Investopedia.com defines Diversification as “a risk management technique that mixes a wide variety of investments within a portfolio.” True, but what the heck does that mean? Can it be any mix of investments? What does it really hope to accomplish? Is my portfolio diverse?
Today my goal is not to sell you on a particular investment strategy or convince you that there is any one way to properly diversify. My hope is to provide some key educational points to enhance your understanding of this important rule of thumb.
As the last several years have shown, investing in the stock market can be a volatile experience. If you invest in stock in one or even a small handful of companies, the value of your portfolio can shift wildly, often it seems for no logical reason. The primary purpose to diversify your investments is to decrease these and other risks.
How does one increase a portfolio’s diversity? Let’s look at a portfolio strictly invested in stocks. The simple answer is to buy a higher number of stocks. The better answer is to buy a higher number of different kinds of stocks. Suppose you own General Motors. Buying Ford might technically make you more diverse, but only slightly so. You still own just two companies, both large, US automakers. Instead, you should look at a vast array of companies differing in size, location and type.

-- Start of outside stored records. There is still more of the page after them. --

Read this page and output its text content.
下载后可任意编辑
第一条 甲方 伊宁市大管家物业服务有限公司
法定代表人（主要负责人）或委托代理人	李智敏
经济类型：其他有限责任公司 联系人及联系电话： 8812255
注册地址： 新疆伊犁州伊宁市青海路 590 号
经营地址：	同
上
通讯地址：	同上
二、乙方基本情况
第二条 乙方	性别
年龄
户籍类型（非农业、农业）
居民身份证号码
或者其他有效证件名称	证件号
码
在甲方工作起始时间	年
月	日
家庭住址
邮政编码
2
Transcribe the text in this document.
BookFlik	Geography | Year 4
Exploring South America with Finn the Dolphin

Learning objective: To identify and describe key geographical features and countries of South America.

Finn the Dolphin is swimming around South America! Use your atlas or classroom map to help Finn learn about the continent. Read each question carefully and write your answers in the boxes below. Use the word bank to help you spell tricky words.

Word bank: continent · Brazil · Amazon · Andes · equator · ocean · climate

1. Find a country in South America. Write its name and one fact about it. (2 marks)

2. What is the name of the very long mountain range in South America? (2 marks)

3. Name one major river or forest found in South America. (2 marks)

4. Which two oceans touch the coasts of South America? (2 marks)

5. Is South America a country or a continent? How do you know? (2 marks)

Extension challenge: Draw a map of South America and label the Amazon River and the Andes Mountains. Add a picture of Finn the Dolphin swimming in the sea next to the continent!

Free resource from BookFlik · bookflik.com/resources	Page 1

This means expanding your portfolio to large and small companies of all types (often called sectors) all across the globe, avoiding the urge to own more companies in the U.S. than in other parts of the world. U.S. companies make up just 40-50% of global market share. By focusing solely on the U.S., you cut off the opportunity to better diversify and participate in the opportunity for growth in more than 50% of the world’s companies.
I want to stress that none of this is a blueprint for any type of investment strategy. It is simply an effort to help you understand what diversification means. How much diversification, in what areas, and the blend or allocation of different types of assets is a decision that should be made with careful thought and, in most cases, professional advice based on your goals and ability to tolerate risk.
As you approach your personal financial planning and goals, it’s important to obtain at least a basic grasp on the essentials in order to make the most educated decisions possible. There are lots of trusted professionals there to help, but knowledge is always a worthwhile investment.